Facing the silver tsunami – with a little help from patients

“Healthcare systems all around the world are facing exactly the same problems”, said Hal Wolf III, president and CEO of HIMSS, in his opening speech at the HIMSS & Health 2.0 European Conference that is currently taking place in Helsinki, Finland. “The silver tsunami will bring extra disease burden. And since we simply don’t have enough money to build all the hospitals we want and pay all the healthcare workers we need, we will have to reinvent the way that we deliver care.” The WHO, according to Wolf, has calculated that already today there is a shortage of 7 million healthcare workers worldwide. Twelve years further down the road, this number will have at least doubled.

HOW TO MAKE PATIENT-CENTRED CARE A REALITY

The big question of the years to come, thus, is how to bring to the individuals the care they need, instead of shipping individuals to care institutions. This is where digitisation has a lot to offer. But a different care geography can only be part of the answer to the silver tsunami. Societies, said Wolf, will also have to increase their efforts to implement prevention, taking into account not only traditional risk factors, but also broader physical and not least social determinants of health.

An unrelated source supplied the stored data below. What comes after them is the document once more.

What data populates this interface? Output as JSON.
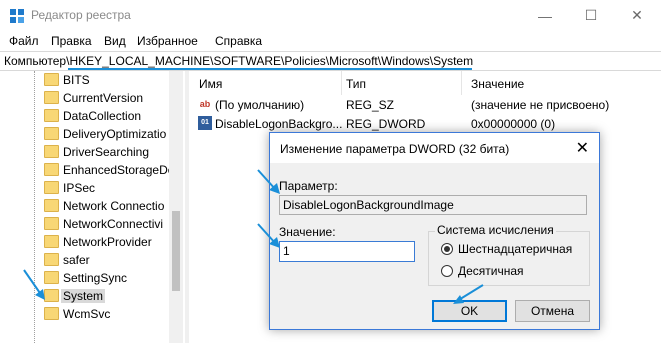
{
  "window": {
    "title": "Редактор реестра",
    "minimize_glyph": "—",
    "maximize_glyph": "☐",
    "close_glyph": "✕"
  },
  "menu": [
    "Файл",
    "Правка",
    "Вид",
    "Избранное",
    "Справка"
  ],
  "address": {
    "prefix": "Компьютер\\",
    "path": "HKEY_LOCAL_MACHINE\\SOFTWARE\\Policies\\Microsoft\\Windows\\System"
  },
  "tree": {
    "items": [
      "BITS",
      "CurrentVersion",
      "DataCollection",
      "DeliveryOptimizatio",
      "DriverSearching",
      "EnhancedStorageDe",
      "IPSec",
      "Network Connectio",
      "NetworkConnectivi",
      "NetworkProvider",
      "safer",
      "SettingSync",
      "System",
      "WcmSvc"
    ],
    "selected": "System"
  },
  "list": {
    "headers": {
      "name": "Имя",
      "type": "Тип",
      "value": "Значение"
    },
    "rows": [
      {
        "icon": "ab",
        "name": "(По умолчанию)",
        "type": "REG_SZ",
        "value": "(значение не присвоено)"
      },
      {
        "icon": "dword",
        "name": "DisableLogonBackgro...",
        "type": "REG_DWORD",
        "value": "0x00000000 (0)"
      }
    ]
  },
  "dialog": {
    "title": "Изменение параметра DWORD (32 бита)",
    "param_label": "Параметр:",
    "param_value": "DisableLogonBackgroundImage",
    "value_label": "Значение:",
    "value_input": "1",
    "base_label": "Система исчисления",
    "radio_hex": "Шестнадцатеричная",
    "radio_dec": "Десятичная",
    "ok": "OK",
    "cancel": "Отмена",
    "close_glyph": "✕",
    "selected_base": "hex"
  },
  "accent_color": "#1a8fd8",
  "folder_color": "#f8d775"
}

Such an encompassing care and prevention ecosystem can only work if the relevant data of different domains is made accessible for research and healthcare planning. This was why Finland has recently created a new law on the secondary use of health and social data, said Päivi Sillanaukee, permanent secretary of the Finnish ministry of social affairs and health. Part of it is the creation of a national Data Permit Authority called Findata that will begin offering its services in early 2020.

Talking to Hal Wolf, Sillanaukee said patient data ownership was a crucial factor to make overarching, interoperable big data platforms like Findata a success. At the moment, the Finnish legislation is consent-based, but there are also certain opt-out scenarios. In the future, Sillanaukee expects an increase in “MyData”-based data management and consent concepts. And she strongly encouraged other Nordic countries to join and the EU to think into the direction of MyData-based legislation, too.

INVOLVE THE PATIENT AT EVERY STEP OF THE JOURNEY!

Patient ownership of data will be a crucial factor when it comes to analysing health-related data from various sources and applying AI algorithms to foster prevention, diagnosis and treatment. But in order to make healthcare future-proof and healthcare digitisation a success, patients also need to be involved in the development process of tools, applications, and care concepts: “Patients don’t always want to be the problem, they want to be the solution. Don’t just give us a voice but involve us”, said Stefanie Veraghtert, director & founder of The Big C, a social enterprise that is all about health awareness and empowerment.

Veraghtert, who survived advanced stage cervical cancer at the age of 26, urged digital health developers to radically think from the user experience in order to make their tools and solutions more fitting to the real needs of citizens and patients alike: “Patient involvement in the industry is still very weak. Patients should not only be consulted once in the beginning, but again and again. We need patients as co-creators all the way through the design thinking process.”

HELSINKI RELOADED IN 2020

At the end of day 1, over 2850 visitors from 55 countries had registered for this year’s HIMSS & Health 2.0 Conference in Helsinki already. They can listen to sessions in numerous conference tracks and also talk to representatives of 140 exhibitors. Into the direction of the host country, Wolf said that there were few places in the world that were such hotbeds of innovation as Finland. And he announced that the next HIMSS & Health 2.0 European Conference in 2020 will again take place in Helsinki, from 26 to 28 May.